Case Study: Measuring Segregation Across Districts with Small Population Sizes

This case study - conducted as part of the ESRC grant The use of interactive electronic-books in the teaching and application of modern quantitative methods in the social sciences - was undertaken with the kind involvement of Kelvyn Jones.

Kelvyn is Professor of Human Quantitative Geography at the School of Geographical Sciences at the University of Bristol.

His research interests include:

  • the geography of health: in particular geographical inequalities in mortality in advanced economies;
  • research design: focusing on how we can develop evidence-based research in non-experimental studies;
  • realistically complex modelling: focusing on the quantitative analysis of social-science data with complex structure particularly when there are many levels of analysis.

Introducing the case study

This case study concerns work Kelvyn conducted with Dewi Owen as part of Dewi's PhD in the School of Geographical Sciences.

Their work explored a number of research questions, including whether the UK had become more, or less, equal over the last few years, especially with regard to health outcomes such as early mortality. It has been proposed that some of the more traditional methods used to quantify inequality can be biased, and do not sufficiently take account of the differences that can occur by chance from district-to-district or from time period to time period.
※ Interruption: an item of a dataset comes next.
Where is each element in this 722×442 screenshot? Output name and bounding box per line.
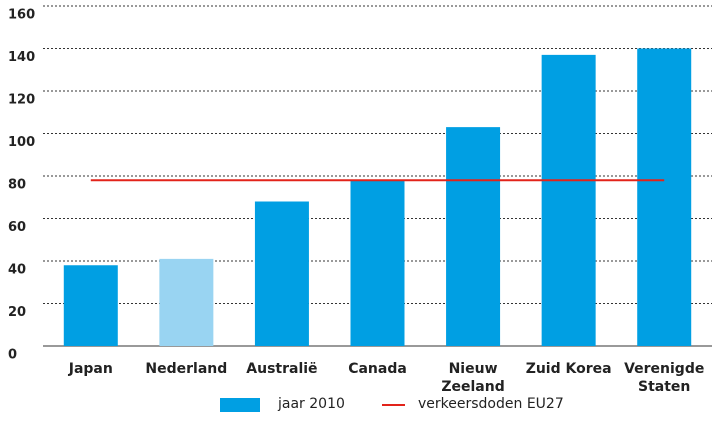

Allied to this Dewi and Kelvyn asked how the government could best distribute public health resources across the UK. Should each area receive the same per head of population, or might some areas need more than others? There has been considerable recent interest in deriving a funding formula to determine how money can be best allocated across geographical area. One suggestion has been to target resources for public health at places which have the biggest problems: for example, allocating more money to areas in which people tend to die younger than average.

Historically, the data on which such decisions were based were available across c.700 geographical units in England and Wales. Now, however, data is available which is much more finely-grained: namely c.7000 units called middle layer super output areas (MSOAs). These areas have been created to be as homogeneous as possible in terms of housing type, and to be roughly the same size in terms of population.

One potential problem with making decisions based on geographical units with such fine granularity, however, is that the overall number of deaths in the relatively young in each area is not very large over a certain time period, and so, by chance, the mortality rates can fluctuate a lot (i.e. there is a large stochastic element).

We explored some of these themes via simulations - in a Stat-JR eBook (downloadable, in a zip file containing templates, datasets and an eBook (which in turn contains workflows), via: case_study_segregation_ebook.zip, 41 kb), and in an R shiny interactive resource, allowing comparison between these two methods of rendering content interactive.